# Protein Folding Application: Two State Folding

The following notebook will demonstrate an application of a two state reversible kinetic model, we will use a Physics Informed Neural Network to predict how much folded protein is present given some time $t$.

In [None]:
import torch
import numpy as np
from matplotlib import pyplot as plt
import seaborn as sns

## The Two State Model

The simplest kinetic model that defines the process of folding a protein is the two state kinetic model. The two states are the unfolded state $U$ and folded state $N$ of protein. This kinetic model is relevant for proteins that are only a single domain as they are sufficiently small enough to be able to fold and unfold reversibly without any external assistance.

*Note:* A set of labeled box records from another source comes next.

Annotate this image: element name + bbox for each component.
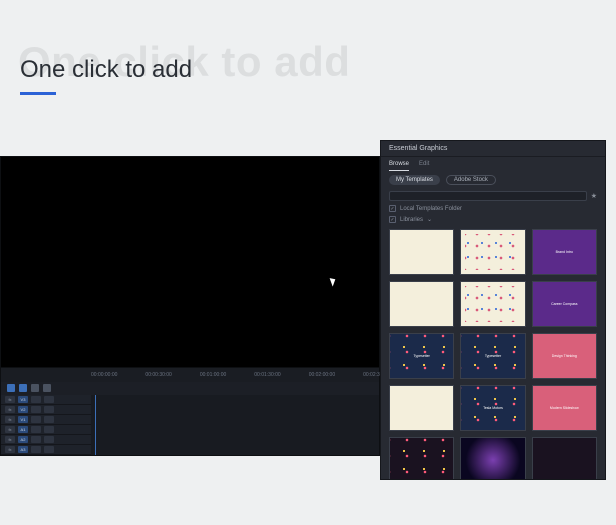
track-label[interactable]: V3 <box>18 396 28 403</box>
track-header-row[interactable]: fx V1 <box>1 415 91 425</box>
libraries-row[interactable]: ✓ Libraries ⌄ <box>381 214 605 225</box>
track-eye-toggle[interactable] <box>31 396 41 403</box>
timecode: 00:02:00:00 <box>309 372 335 378</box>
playhead-indicator[interactable] <box>95 395 96 455</box>
track-label[interactable]: V1 <box>18 416 28 423</box>
templates-grid: Brand Intro Career Compass Typesetter Ty… <box>381 225 605 479</box>
track-eye-toggle[interactable] <box>31 406 41 413</box>
track-eye-toggle[interactable] <box>31 446 41 453</box>
track-header-row[interactable]: fx A2 <box>1 435 91 445</box>
page-title: One click to add <box>20 56 192 84</box>
template-thumb[interactable]: Modern Slideshow <box>532 385 597 431</box>
tracks-area: fx V3 fx V2 fx V1 fx <box>1 395 379 455</box>
track-header-row[interactable]: fx A1 <box>1 425 91 435</box>
track-eye-toggle[interactable] <box>31 426 41 433</box>
template-thumb[interactable] <box>389 281 454 327</box>
track-label[interactable]: A3 <box>18 446 28 453</box>
essential-graphics-panel: Essential Graphics Browse Edit My Templa… <box>380 140 606 480</box>
track-fx-toggle[interactable]: fx <box>5 446 15 453</box>
track-header-row[interactable]: fx V3 <box>1 395 91 405</box>
snap-toggle-icon[interactable] <box>7 384 15 392</box>
track-lock-toggle[interactable] <box>44 416 54 423</box>
track-lock-toggle[interactable] <box>44 396 54 403</box>
filter-adobe-stock[interactable]: Adobe Stock <box>446 175 496 185</box>
track-lock-toggle[interactable] <box>44 406 54 413</box>
tab-browse[interactable]: Browse <box>389 161 409 171</box>
local-folder-row[interactable]: ✓ Local Templates Folder <box>381 203 605 214</box>
track-eye-toggle[interactable] <box>31 436 41 443</box>
template-thumb[interactable] <box>460 437 525 479</box>
local-folder-label: Local Templates Folder <box>400 206 462 212</box>
timecode: 00:01:00:00 <box>200 372 226 378</box>
track-header-row[interactable]: fx A3 <box>1 445 91 455</box>
timeline-panel: 00:00:00:00 00:00:30:00 00:01:00:00 00:0… <box>1 367 379 455</box>
settings-wrench-icon[interactable] <box>43 384 51 392</box>
template-thumb[interactable]: Career Compass <box>532 281 597 327</box>
link-toggle-icon[interactable] <box>19 384 27 392</box>
template-thumb[interactable] <box>389 229 454 275</box>
track-fx-toggle[interactable]: fx <box>5 396 15 403</box>
libraries-label: Libraries <box>400 217 423 223</box>
template-thumb[interactable] <box>460 229 525 275</box>
timeline-toolbar <box>1 382 379 396</box>
program-monitor[interactable] <box>1 157 379 367</box>
track-label[interactable]: V2 <box>18 406 28 413</box>
track-fx-toggle[interactable]: fx <box>5 426 15 433</box>
track-label[interactable]: A1 <box>18 426 28 433</box>
template-thumb[interactable] <box>389 437 454 479</box>
panel-tabs: Browse Edit <box>381 157 605 171</box>
track-lanes[interactable] <box>91 395 379 455</box>
search-row: ★ <box>381 189 605 203</box>
track-headers: fx V3 fx V2 fx V1 fx <box>1 395 91 455</box>
template-thumb[interactable]: Typesetter <box>389 333 454 379</box>
template-thumb[interactable]: Brand Intro <box>532 229 597 275</box>
track-fx-toggle[interactable]: fx <box>5 416 15 423</box>
local-folder-checkbox[interactable]: ✓ <box>389 205 396 212</box>
timecode: 00:01:30:00 <box>254 372 280 378</box>
track-eye-toggle[interactable] <box>31 416 41 423</box>
track-lock-toggle[interactable] <box>44 436 54 443</box>
template-thumb[interactable] <box>460 281 525 327</box>
timecode: 00:00:00:00 <box>91 372 117 378</box>
track-header-row[interactable]: fx V2 <box>1 405 91 415</box>
tab-edit[interactable]: Edit <box>419 161 429 171</box>
track-lock-toggle[interactable] <box>44 446 54 453</box>
favorites-star-icon[interactable]: ★ <box>591 192 597 200</box>
template-thumb[interactable]: Design Thinking <box>532 333 597 379</box>
template-thumb[interactable]: Typesetter <box>460 333 525 379</box>
template-thumb[interactable] <box>389 385 454 431</box>
track-fx-toggle[interactable]: fx <box>5 406 15 413</box>
template-thumb[interactable]: Tesla Motors <box>460 385 525 431</box>
marker-add-icon[interactable] <box>31 384 39 392</box>
chevron-down-icon[interactable]: ⌄ <box>427 216 432 223</box>
track-lock-toggle[interactable] <box>44 426 54 433</box>
mouse-cursor-icon <box>330 276 338 286</box>
title-underline <box>20 92 56 95</box>
video-editor-window: 00:00:00:00 00:00:30:00 00:01:00:00 00:0… <box>0 156 380 456</box>
timecode: 00:00:30:00 <box>145 372 171 378</box>
filter-row: My Templates Adobe Stock <box>381 171 605 189</box>
track-fx-toggle[interactable]: fx <box>5 436 15 443</box>
template-thumb[interactable] <box>532 437 597 479</box>
libraries-checkbox[interactable]: ✓ <box>389 216 396 223</box>
search-input[interactable] <box>389 191 587 201</box>
filter-my-templates[interactable]: My Templates <box>389 175 440 185</box>
panel-title: Essential Graphics <box>381 141 605 157</box>
track-label[interactable]: A2 <box>18 436 28 443</box>
time-ruler[interactable]: 00:00:00:00 00:00:30:00 00:01:00:00 00:0… <box>1 368 379 382</box>
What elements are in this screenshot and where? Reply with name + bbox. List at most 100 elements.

This kinetic model assumes that a protein has no known intermediates (a stable structure that is not completely folded or unfolded).

$$\require{mhchem} \Large{\ce{U <=>[\, k_f \,][\, k_u \,] N}}$$

There are two main kinetic values that drive this process, the rate of folding $k_f$ and rate of unfolding $k_u$. The equlibrium $K_{eq}$ is determined by the ratio of these two rates.

$$\large{K_{eq} = \frac{k_u}{k_f}}$$

$K_{eq}$ is a key value as it allows us to determine the stability of the single domain protein $\Delta G^{UN}$ given some temperature $T$ in Kevlin.

$$\large{\Delta G^{UN} = -RT\ln(K_{eq})}$$

The function that represents the change of the folded population based on the kinetic model can be defined by the following differential equation.

$$\large{\frac{d[N]}{dt} = k_f[U] - k_u[N]}$$

With the following mass balance law enforced where $[N]_0$ and $[U]_0$ is the inital population of folded and unfolded protein respectively. This is effectively the law of conservation (mass cannot be created nor destroyed).

$$\large{[N]_0 + [U]_0 = [N] + [U]}$$ 

The mass balance law allows us to use substitution to make the ODE all in terms of $N$. Meaning we only need to track the change of a single population.

$$\large{\frac{d[N]}{dt} = k_f([N]_0 + [U]_0 - [N]) - k_u[N]}$$

Tracking only the folded population is sufficent as the mass balance allows us to determine that the change in $U$ is the opposite of $N$.

$$\large{\frac{d[N]}{dt} = -\frac{d[U]}{dt}}$$

## Solving for $[N]$

The following ODE is a linear first-order ODE and the general solution for the ODE is below where $c$ is a constant that can be solved for given a set of boundary conditions.

$$\large{[N](t) = \frac{k_f([N]_0 + [U]_0)}{(k_f + k_u)} + ce^{-(k_f + k_u)t}}$$

Say for example, a solution of protein was in acidic solution and was returned to physiological pH. The initial condition would be that there is no folded protein present in solution at $t = 0$ meaning that the following condition $[N](t = 0) = [N]_0 = 0$ is present. This means we can now solve for $c$ which gives us the specific solution for $N$.

$$\large{[N](t) = \frac{k_f([N]_0 + [U]_0)}{(k_f + k_u)} + \left([N]_0 - \frac{k_f([N]_0 + [U]_0)}{(k_f + k_u)}\right)e^{-(k_f + k_u)t}}$$ 

this function as $t \rightarrow \infty$ reaches the following limit which we define as $[N]_{eq}$. This is the expected folded population when equlibrium is reached.

$$\large{[N](t \rightarrow \infty) = [N]_{eq} = \frac{k_f([N]_0 + [U]_0)}{(k_f + k_u)}}$$ 

We can finally substitute $[N]_{eq}$ to simplify the ODE solution we have above, the solution we have below will be used to generate data to train our neural networks with.

$$\large{[N](t) = [N]_{eq} + \left([N]_0 - [N]_{eq}\right)e^{-(k_f + k_u)t}}$$ 


## Why apply a neural network to a known ODE?

The purpose is to test if we infact can teach black box methods to predict properties that adhere to physical laws. The conveinence of having a known solution to this ODE is powerful in that we can generate a dataset to train the model with and to test if NNs can infact adhere to physical laws and constraints that we see in the real world.